Articles

Full steam ahead

In boundary changes, Labour, Lib Dems, Tories on April 23, 2012 by dadge

Kevin Meagher wrote, on 5/1/12:

Boundary review, reviewed

Something […] that will bite the dust in 2012 is the parliamentary boundary review. This was a rash promise by Cameron to slash 50 seats in order to “reduce the cost of politics” at the height of Westminster’s expenses scandal. The figure was entirely arbitrary, so the new proposed boundaries are a dog’s breakfast. And the electoral advantage the Tories confidently predicted is not looking as attractive as first thought.

The seats of six cabinet ministers would be axed, including Nick Clegg’s Sheffield Hallam seat and George Osborne’s berth in leafy Knutsford. The last election was fought on fresh boundaries so there is, technically, no need to fiddle again for a decade. Eventually the government’s political antennae will twitch and the whole thing will be dropped. There is too much political fixing needed to keep everyone happy. The government has better things to worry about.

My response:

1. The figure of 50 seats was not “entirely arbitrary”. Both the decision to cut, and the decision that it would be 50, were made on the basis of Tory research on how best to make the system work more to the their advantage. “Reducing the cost of politics” was a convenient smokescreen.

2. The new seats are a “dog’s breakfast” but this is because of the radically new rules being used by the Boundary Commission, again decided on by the Tories to make the system work more to their advantage. The new system has at its heart the concept of “cracking” – which you should be au fait with – which tends to favour the Tories.

3. The new seats will be somewhat better for the Tories than the current ones. DGMW, the FPTP system will still favour Labour for the time being, but the precedent the changes are setting will gradually erode that advantage over the years.

4. Pickles and co. made the changes a priority in order to reduce and eventually eliminate Labour’s built-in electoral advantage as quickly as possible. They want to redraw the boundaries every five years in order to achieve this. At some point they must’ve briefed their MPs about the rationale behind this, and the fact that some of them will have to suffer for the benefit of the party. Trouble is, some of them will go rogue e.g. Dorries.

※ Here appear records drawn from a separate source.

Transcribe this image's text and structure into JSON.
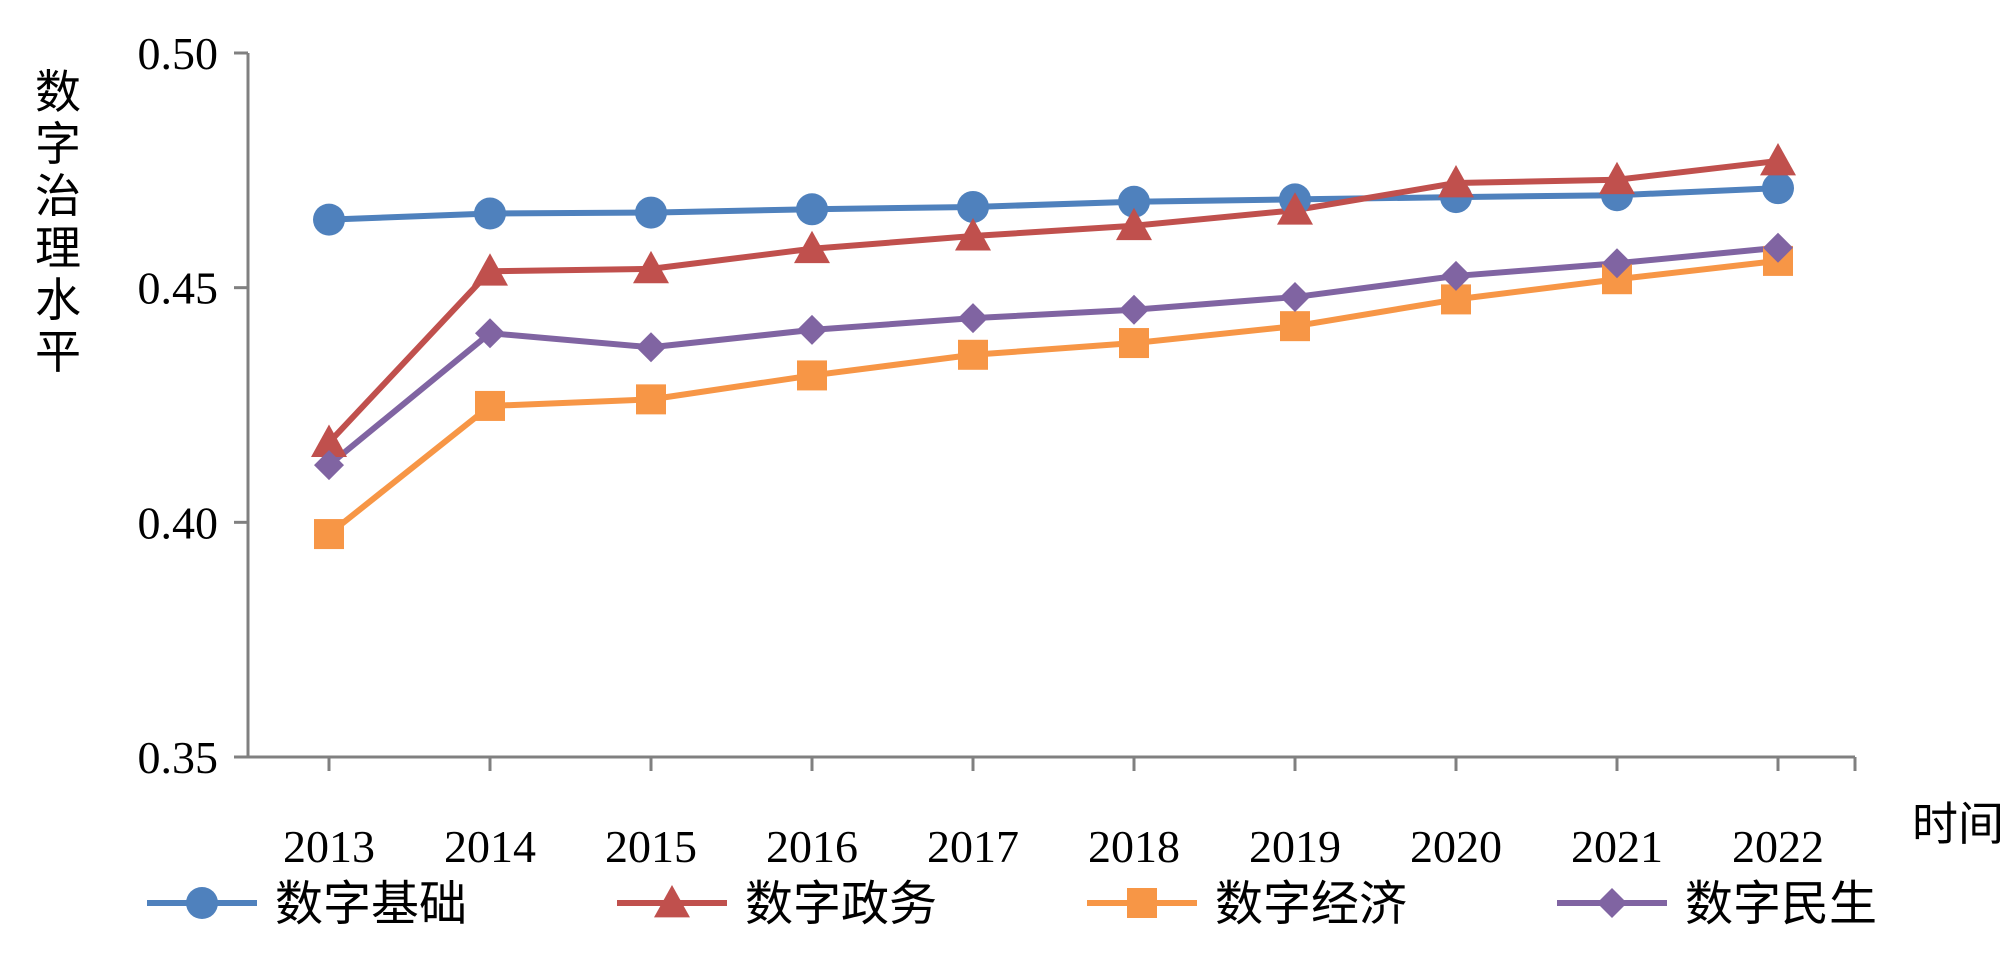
{
  "chart_data": {
    "type": "line",
    "title": "",
    "ylabel": "数字治理水平",
    "xlabel": "时间",
    "ylim": [
      0.35,
      0.5
    ],
    "yticks": [
      "0.35",
      "0.40",
      "0.45",
      "0.50"
    ],
    "yticks_values": [
      0.35,
      0.4,
      0.45,
      0.5
    ],
    "categories": [
      "2013",
      "2014",
      "2015",
      "2016",
      "2017",
      "2018",
      "2019",
      "2020",
      "2021",
      "2022"
    ],
    "legend_position": "bottom",
    "series": [
      {
        "name": "数字基础",
        "color": "#4F81BD",
        "marker": "circle",
        "values": [
          0.4645,
          0.4658,
          0.466,
          0.4667,
          0.4672,
          0.4683,
          0.4688,
          0.4693,
          0.4697,
          0.4712
        ]
      },
      {
        "name": "数字政务",
        "color": "#C0504D",
        "marker": "triangle",
        "values": [
          0.417,
          0.4535,
          0.454,
          0.4583,
          0.461,
          0.4632,
          0.4665,
          0.4723,
          0.473,
          0.477
        ]
      },
      {
        "name": "数字经济",
        "color": "#F79646",
        "marker": "square",
        "values": [
          0.3975,
          0.4248,
          0.4262,
          0.4313,
          0.4357,
          0.4382,
          0.4418,
          0.4475,
          0.4518,
          0.4557
        ]
      },
      {
        "name": "数字民生",
        "color": "#8064A2",
        "marker": "diamond",
        "values": [
          0.4122,
          0.4403,
          0.4373,
          0.441,
          0.4435,
          0.4453,
          0.448,
          0.4525,
          0.4552,
          0.4585
        ]
      }
    ]
  }
}
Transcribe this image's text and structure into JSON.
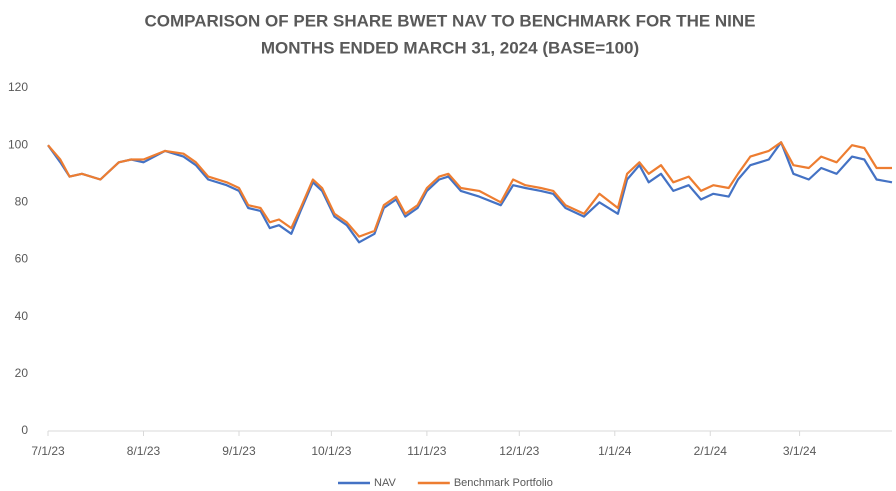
{
  "chart_data": {
    "type": "line",
    "title": [
      "COMPARISON OF PER SHARE BWET NAV TO BENCHMARK FOR THE NINE",
      "MONTHS ENDED MARCH 31, 2024 (BASE=100)"
    ],
    "x": [
      "7/1/23",
      "7/5/23",
      "7/8/23",
      "7/12/23",
      "7/18/23",
      "7/24/23",
      "7/28/23",
      "8/1/23",
      "8/8/23",
      "8/14/23",
      "8/18/23",
      "8/22/23",
      "8/28/23",
      "9/1/23",
      "9/4/23",
      "9/8/23",
      "9/11/23",
      "9/14/23",
      "9/18/23",
      "9/21/23",
      "9/25/23",
      "9/28/23",
      "10/2/23",
      "10/6/23",
      "10/10/23",
      "10/15/23",
      "10/18/23",
      "10/22/23",
      "10/25/23",
      "10/29/23",
      "11/1/23",
      "11/5/23",
      "11/8/23",
      "11/12/23",
      "11/18/23",
      "11/25/23",
      "11/29/23",
      "12/3/23",
      "12/8/23",
      "12/12/23",
      "12/16/23",
      "12/22/23",
      "12/27/23",
      "1/2/24",
      "1/5/24",
      "1/9/24",
      "1/12/24",
      "1/16/24",
      "1/20/24",
      "1/25/24",
      "1/29/24",
      "2/2/24",
      "2/7/24",
      "2/10/24",
      "2/14/24",
      "2/20/24",
      "2/24/24",
      "2/28/24",
      "3/4/24",
      "3/8/24",
      "3/13/24",
      "3/18/24",
      "3/22/24",
      "3/26/24",
      "3/31/24"
    ],
    "series": [
      {
        "name": "NAV",
        "color": "#4472c4",
        "values": [
          100,
          94,
          89,
          90,
          88,
          94,
          95,
          94,
          98,
          96,
          93,
          88,
          86,
          84,
          78,
          77,
          71,
          72,
          69,
          77,
          87,
          84,
          75,
          72,
          66,
          69,
          78,
          81,
          75,
          78,
          84,
          88,
          89,
          84,
          82,
          79,
          86,
          85,
          84,
          83,
          78,
          75,
          80,
          76,
          88,
          93,
          87,
          90,
          84,
          86,
          81,
          83,
          82,
          88,
          93,
          95,
          101,
          90,
          88,
          92,
          90,
          96,
          95,
          88,
          87
        ]
      },
      {
        "name": "Benchmark Portfolio",
        "color": "#ed7d31",
        "values": [
          100,
          95,
          89,
          90,
          88,
          94,
          95,
          95,
          98,
          97,
          94,
          89,
          87,
          85,
          79,
          78,
          73,
          74,
          71,
          78,
          88,
          85,
          76,
          73,
          68,
          70,
          79,
          82,
          76,
          79,
          85,
          89,
          90,
          85,
          84,
          80,
          88,
          86,
          85,
          84,
          79,
          76,
          83,
          78,
          90,
          94,
          90,
          93,
          87,
          89,
          84,
          86,
          85,
          90,
          96,
          98,
          101,
          93,
          92,
          96,
          94,
          100,
          99,
          92,
          92
        ]
      }
    ],
    "xlim": [
      "7/1/23",
      "3/31/24"
    ],
    "xticks": [
      "7/1/23",
      "8/1/23",
      "9/1/23",
      "10/1/23",
      "11/1/23",
      "12/1/23",
      "1/1/24",
      "2/1/24",
      "3/1/24"
    ],
    "ylim": [
      0,
      120
    ],
    "yticks": [
      0,
      20,
      40,
      60,
      80,
      100,
      120
    ],
    "grid": false
  }
}
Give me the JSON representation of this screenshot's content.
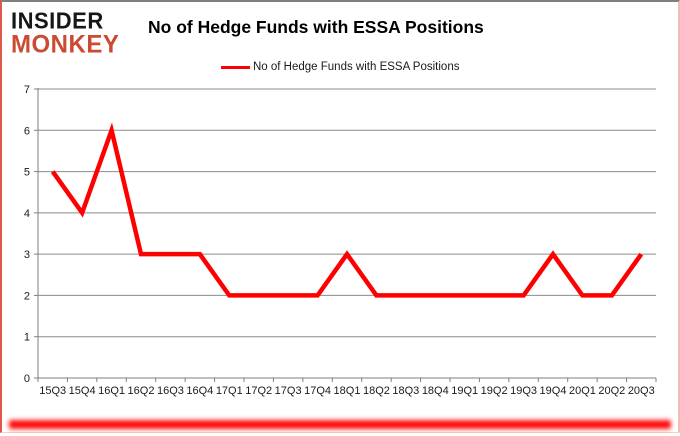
{
  "logo": {
    "line1": "INSIDER",
    "line2": "MONKEY"
  },
  "header": {
    "title": "No of Hedge Funds with ESSA Positions"
  },
  "legend": {
    "label": "No of Hedge Funds with ESSA Positions"
  },
  "colors": {
    "series_line": "#ff0000",
    "gridline": "#8c8c8c",
    "axis": "#7f7f7f",
    "tick_text": "#1a1a1a",
    "logo_black": "#171717",
    "logo_red": "#cb4a32",
    "bottom_glow": "#fb0d0c"
  },
  "chart_data": {
    "type": "line",
    "title": "No of Hedge Funds with ESSA Positions",
    "legend_entries": [
      "No of Hedge Funds with ESSA Positions"
    ],
    "legend_position": "top",
    "grid": true,
    "xlabel": "",
    "ylabel": "",
    "ylim": [
      0,
      7
    ],
    "yticks": [
      0,
      1,
      2,
      3,
      4,
      5,
      6,
      7
    ],
    "categories": [
      "15Q3",
      "15Q4",
      "16Q1",
      "16Q2",
      "16Q3",
      "16Q4",
      "17Q1",
      "17Q2",
      "17Q3",
      "17Q4",
      "18Q1",
      "18Q2",
      "18Q3",
      "18Q4",
      "19Q1",
      "19Q2",
      "19Q3",
      "19Q4",
      "20Q1",
      "20Q2",
      "20Q3"
    ],
    "series": [
      {
        "name": "No of Hedge Funds with ESSA Positions",
        "values": [
          5,
          4,
          6,
          3,
          3,
          3,
          2,
          2,
          2,
          2,
          3,
          2,
          2,
          2,
          2,
          2,
          2,
          3,
          2,
          2,
          3
        ]
      }
    ]
  }
}
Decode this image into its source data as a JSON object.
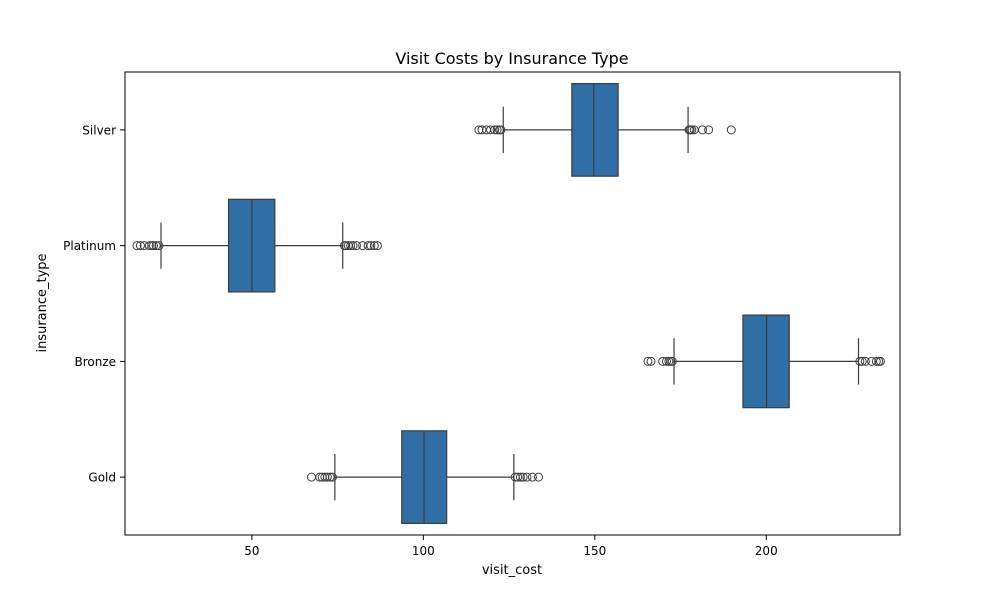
{
  "chart_data": {
    "type": "boxplot",
    "orientation": "horizontal",
    "title": "Visit Costs by Insurance Type",
    "xlabel": "visit_cost",
    "ylabel": "insurance_type",
    "xlim": [
      13,
      239
    ],
    "xticks": [
      50,
      100,
      150,
      200
    ],
    "grid": false,
    "box_color": "#2f6fa6",
    "line_color": "#3d3d3d",
    "categories": [
      "Silver",
      "Platinum",
      "Bronze",
      "Gold"
    ],
    "boxes": [
      {
        "category": "Silver",
        "whisker_low": 123.3,
        "q1": 143.3,
        "median": 149.7,
        "q3": 156.8,
        "whisker_high": 177.2,
        "outliers": [
          116.2,
          117.1,
          118.4,
          119.6,
          120.8,
          121.5,
          122.2,
          122.6,
          177.5,
          177.8,
          178.3,
          179.0,
          181.4,
          183.2,
          189.8
        ]
      },
      {
        "category": "Platinum",
        "whisker_low": 23.5,
        "q1": 43.2,
        "median": 50.0,
        "q3": 56.7,
        "whisker_high": 76.5,
        "outliers": [
          16.5,
          17.5,
          18.6,
          20.1,
          20.8,
          21.3,
          22.1,
          22.9,
          77.0,
          77.4,
          78.1,
          78.8,
          79.5,
          80.5,
          82.3,
          83.9,
          84.7,
          85.7,
          86.6
        ]
      },
      {
        "category": "Bronze",
        "whisker_low": 173.1,
        "q1": 193.2,
        "median": 200.1,
        "q3": 206.7,
        "whisker_high": 226.9,
        "outliers": [
          165.5,
          166.4,
          169.8,
          170.9,
          171.6,
          172.2,
          172.6,
          227.3,
          228.0,
          228.9,
          230.7,
          232.1,
          232.8,
          233.3
        ]
      },
      {
        "category": "Gold",
        "whisker_low": 74.2,
        "q1": 93.7,
        "median": 100.2,
        "q3": 106.8,
        "whisker_high": 126.4,
        "outliers": [
          67.4,
          69.8,
          70.5,
          71.3,
          72.0,
          72.8,
          73.5,
          126.8,
          127.5,
          128.3,
          129.1,
          130.2,
          131.8,
          133.6
        ]
      }
    ]
  }
}
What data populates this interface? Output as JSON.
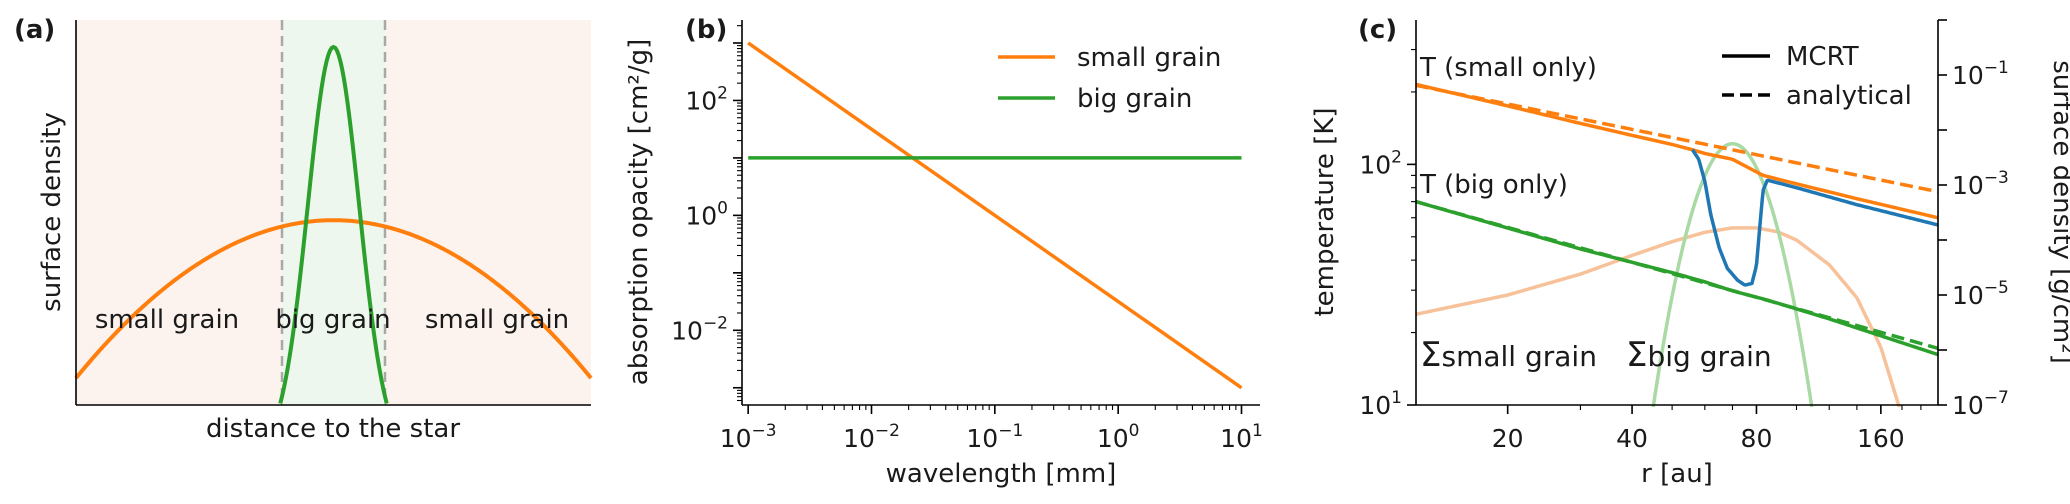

5. Considering how important the changes are to the Tory Project, there’s no way that Cameron will drop the whole thing, and the LibDems are too weak to challenge it, even though by supporting the changes they are tying the noose even tighter round their own neck. The opposition to the project must come from Labour, but instead of mounting an effective campaign, Greg Cook went round the country in the autumn licking the Boundary Commission’s arse.